I couldn't agree more, it was caused by the stupid "You're with us or against us" mentality that Bush started. I think that may be the single most dangerous idea to come out of his administration. Don't get me wrong, overall I think the guy is doing a bangup job, but I'm not in la-la land like a lot of people thinking he can do no evil.

"I don't think we need a homosexual wing of the Conservative Party."

I guess this is where we disagree, I'm sure there's many homosexuals who hold very conservative values in many ways (defense, economic, role of the federal government).

"After all, if we start opening the door to them, then why not let in the Abortionists and Race Baiters and FemiNazis and Appeasers and EnviroNazis and Multi-Culti's?"

You say that as though conservatives have any say in who considers themself a conservative.

I'm pretty much a social liberal and an everything-else conservative (eg a libertarian) but when I have to choose between liberal or conservative I am most definitely a conservative first and foremost who just doesn't always agree with the majority of my fellow conservatives on a handful of issues.

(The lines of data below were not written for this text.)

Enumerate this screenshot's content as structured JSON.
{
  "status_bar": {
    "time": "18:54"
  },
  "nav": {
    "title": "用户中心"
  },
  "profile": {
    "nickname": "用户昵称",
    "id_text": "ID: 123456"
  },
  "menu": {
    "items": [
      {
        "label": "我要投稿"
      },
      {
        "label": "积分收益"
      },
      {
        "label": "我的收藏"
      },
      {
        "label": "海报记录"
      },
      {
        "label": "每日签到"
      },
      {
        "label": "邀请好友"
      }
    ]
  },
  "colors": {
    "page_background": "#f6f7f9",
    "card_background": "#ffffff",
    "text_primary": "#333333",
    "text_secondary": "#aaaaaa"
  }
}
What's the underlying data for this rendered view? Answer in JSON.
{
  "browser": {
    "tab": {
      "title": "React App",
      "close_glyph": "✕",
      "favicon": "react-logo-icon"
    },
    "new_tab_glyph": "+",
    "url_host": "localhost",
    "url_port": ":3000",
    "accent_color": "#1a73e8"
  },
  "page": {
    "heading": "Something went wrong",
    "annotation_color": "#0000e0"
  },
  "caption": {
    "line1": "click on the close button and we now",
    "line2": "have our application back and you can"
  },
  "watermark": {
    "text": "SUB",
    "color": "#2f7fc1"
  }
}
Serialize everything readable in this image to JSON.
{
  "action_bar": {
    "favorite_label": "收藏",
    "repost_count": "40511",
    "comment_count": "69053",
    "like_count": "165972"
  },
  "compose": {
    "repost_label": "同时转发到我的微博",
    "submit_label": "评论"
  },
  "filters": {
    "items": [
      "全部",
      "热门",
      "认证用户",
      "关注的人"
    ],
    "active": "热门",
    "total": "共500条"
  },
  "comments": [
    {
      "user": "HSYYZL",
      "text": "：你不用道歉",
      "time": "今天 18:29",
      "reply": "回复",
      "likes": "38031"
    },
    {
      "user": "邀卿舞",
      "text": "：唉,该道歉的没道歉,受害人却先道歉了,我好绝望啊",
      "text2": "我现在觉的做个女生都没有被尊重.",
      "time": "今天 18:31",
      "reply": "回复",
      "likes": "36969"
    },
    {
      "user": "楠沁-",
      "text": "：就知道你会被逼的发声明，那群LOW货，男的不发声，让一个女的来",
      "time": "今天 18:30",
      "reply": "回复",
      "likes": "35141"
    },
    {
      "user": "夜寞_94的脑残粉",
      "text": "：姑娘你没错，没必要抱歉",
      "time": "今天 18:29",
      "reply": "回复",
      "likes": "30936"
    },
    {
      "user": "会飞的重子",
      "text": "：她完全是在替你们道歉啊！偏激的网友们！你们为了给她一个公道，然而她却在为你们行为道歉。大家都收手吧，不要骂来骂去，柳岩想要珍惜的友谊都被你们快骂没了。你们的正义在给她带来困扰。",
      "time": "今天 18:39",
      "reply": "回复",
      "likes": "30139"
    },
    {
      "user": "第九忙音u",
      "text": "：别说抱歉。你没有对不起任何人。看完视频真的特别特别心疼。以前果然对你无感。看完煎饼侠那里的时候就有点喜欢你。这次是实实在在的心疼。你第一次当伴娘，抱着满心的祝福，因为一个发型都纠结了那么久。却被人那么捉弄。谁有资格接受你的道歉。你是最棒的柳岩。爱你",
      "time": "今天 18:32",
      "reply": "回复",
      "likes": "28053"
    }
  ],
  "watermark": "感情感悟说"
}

The base of most of my disagreements is with religious ideas in conservativism. Most of the issues I am in disagreement with people on here all have their roots in the fact that I am not a religious person so I'm against any sort of religion in government, I think Intelligent Design has no place in public schools, and I have no problem with homosexuality in public life.

As I've always said, if the Republican party could tone down the Jesus they'd probably be winning elections with sweeping majorities because of people like myself and even people a little left of myself.